Judge blocks Trump administration's 'haphazard' voter-screening database

The judge said the system unlawfully consolidated voters' private information.

A federal judge on Monday blocked a Trump administration voter-screening database, ruling that the government's "haphazard" system unlawfully consolidated "the private information of millions of Americans" in an effort to purge non-citizens from voter rolls.

In her order, U.S. District Judge Sparkle Sooknanan said the federal government "has knowingly trampled on the privacy rights of American citizens in a manner that threatens the sacred right to vote."

The plaintiffs, including the League of Women Voters, sued the Department of Homeland Security in March over its expansion of the Systematic Alien Verification for Entitlement database, accusing the federal government of constructing illegal voter surveillance.

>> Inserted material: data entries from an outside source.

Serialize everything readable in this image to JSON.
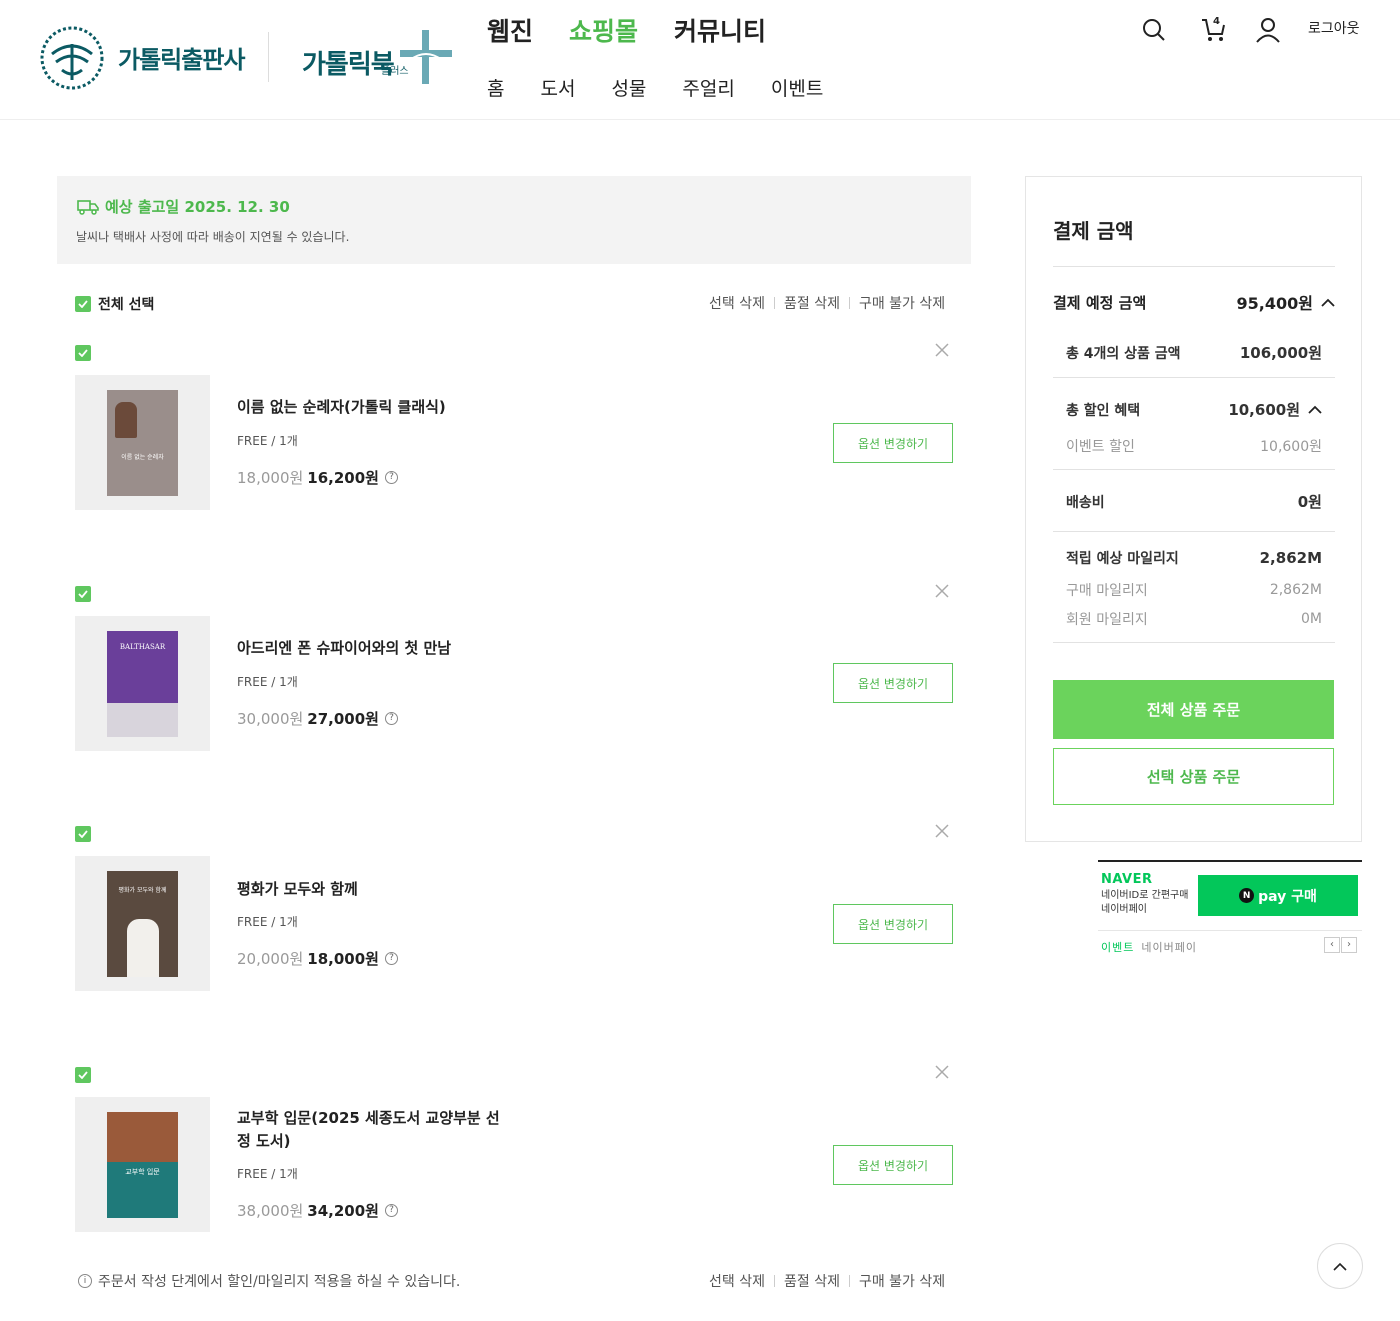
{
  "header": {
    "logo_main": "가톨릭출판사",
    "logo_book": "가톨릭북",
    "logo_book_plus": "플러스",
    "gnb": [
      {
        "label": "웹진"
      },
      {
        "label": "쇼핑몰"
      },
      {
        "label": "커뮤니티"
      }
    ],
    "snb": [
      {
        "label": "홈"
      },
      {
        "label": "도서"
      },
      {
        "label": "성물"
      },
      {
        "label": "주얼리"
      },
      {
        "label": "이벤트"
      }
    ],
    "cart_count": "4",
    "logout": "로그아웃",
    "accent": "#4db84d"
  },
  "notice": {
    "ship_date": "예상 출고일 2025. 12. 30",
    "sub": "날씨나 택배사 사정에 따라 배송이 지연될 수 있습니다."
  },
  "list": {
    "select_all": "전체 선택",
    "del_selected": "선택 삭제",
    "del_soldout": "품절 삭제",
    "del_unavailable": "구매 불가 삭제",
    "items": [
      {
        "name": "이름 없는 순례자(가톨릭 클래식)",
        "option": "FREE / 1개",
        "org_price": "18,000원",
        "sale_price": "16,200원",
        "option_btn": "옵션 변경하기",
        "cover_title": "이름 없는 순례자"
      },
      {
        "name": "아드리엔 폰 슈파이어와의 첫 만남",
        "option": "FREE / 1개",
        "org_price": "30,000원",
        "sale_price": "27,000원",
        "option_btn": "옵션 변경하기",
        "cover_title": "BALTHASAR"
      },
      {
        "name": "평화가 모두와 함께",
        "option": "FREE / 1개",
        "org_price": "20,000원",
        "sale_price": "18,000원",
        "option_btn": "옵션 변경하기",
        "cover_title": "평화가 모두와 함께"
      },
      {
        "name": "교부학 입문(2025 세종도서 교양부분 선정 도서)",
        "option": "FREE / 1개",
        "org_price": "38,000원",
        "sale_price": "34,200원",
        "option_btn": "옵션 변경하기",
        "cover_title": "교부학 입문"
      }
    ],
    "info": "주문서 작성 단계에서 할인/마일리지 적용을 하실 수 있습니다."
  },
  "summary": {
    "title": "결제 금액",
    "expected_label": "결제 예정 금액",
    "expected_value": "95,400원",
    "goods_label": "총 4개의 상품 금액",
    "goods_value": "106,000원",
    "discount_label": "총 할인 혜택",
    "discount_value": "10,600원",
    "event_label": "이벤트 할인",
    "event_value": "10,600원",
    "ship_label": "배송비",
    "ship_value": "0원",
    "mileage_label": "적립 예상 마일리지",
    "mileage_value": "2,862M",
    "buy_mileage_label": "구매 마일리지",
    "buy_mileage_value": "2,862M",
    "member_mileage_label": "회원 마일리지",
    "member_mileage_value": "0M",
    "order_all": "전체 상품 주문",
    "order_selected": "선택 상품 주문"
  },
  "naver": {
    "logo": "NAVER",
    "desc": "네이버ID로 간편구매 네이버페이",
    "pay_btn": "pay 구매",
    "event": "이벤트",
    "event_sub": "네이버페이"
  }
}
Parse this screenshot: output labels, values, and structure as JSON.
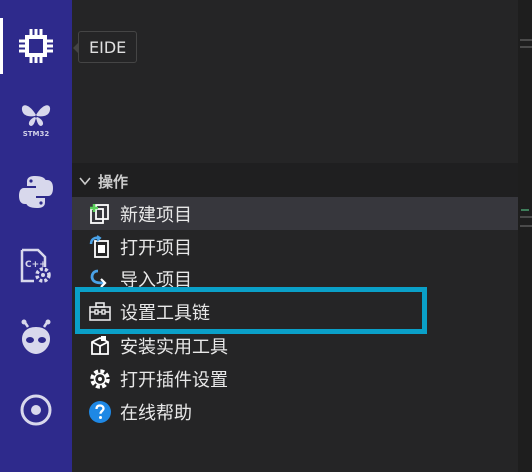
{
  "activity_bar": {
    "items": [
      {
        "name": "eide",
        "icon": "chip-icon"
      },
      {
        "name": "stm32",
        "icon": "butterfly-icon",
        "label": "STM32"
      },
      {
        "name": "python",
        "icon": "python-icon"
      },
      {
        "name": "cpp-settings",
        "icon": "cpp-file-gear-icon"
      },
      {
        "name": "platformio",
        "icon": "alien-icon"
      },
      {
        "name": "target",
        "icon": "target-icon"
      }
    ]
  },
  "tooltip": {
    "text": "EIDE"
  },
  "section": {
    "title": "操作"
  },
  "menu": {
    "items": [
      {
        "label": "新建项目",
        "icon": "new-project-icon"
      },
      {
        "label": "打开项目",
        "icon": "open-project-icon"
      },
      {
        "label": "导入项目",
        "icon": "import-project-icon"
      },
      {
        "label": "设置工具链",
        "icon": "toolbox-icon"
      },
      {
        "label": "安装实用工具",
        "icon": "install-package-icon"
      },
      {
        "label": "打开插件设置",
        "icon": "gear-icon"
      },
      {
        "label": "在线帮助",
        "icon": "help-icon"
      }
    ]
  },
  "colors": {
    "activity_bar": "#2e2a8c",
    "panel": "#252526",
    "highlight": "#0aa0c8",
    "hover": "#37373d"
  }
}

The group previously said in a statement that multiple federal agencies created "comprehensive databases of American citizens' personal data."

Judge Sooknanan on Monday wrote that the administration's actions violated the Social Security Act, the Privacy Act, and the Administrative Procedure Act.

The judge said that government agencies "were scrambling to comply with an Executive Order aimed at reshaping federal elections, which directed them to create a system for mass voter verification."

"Since then, states have partnered with the federal government to access the database and are actively removing United States citizens from voter rolls based on inaccurate information," Sooknanan said.

James Percival, the Department of Homeland Security's general counsel, said in a statement following the judge's order, "It's amazing how hard the Left will fight to stop us from solving problems they insist do not exist."

"Judge Sparkle Sooknanan's latest ruling preventing DHS from addressing alien voting is just the latest example!" Percival said.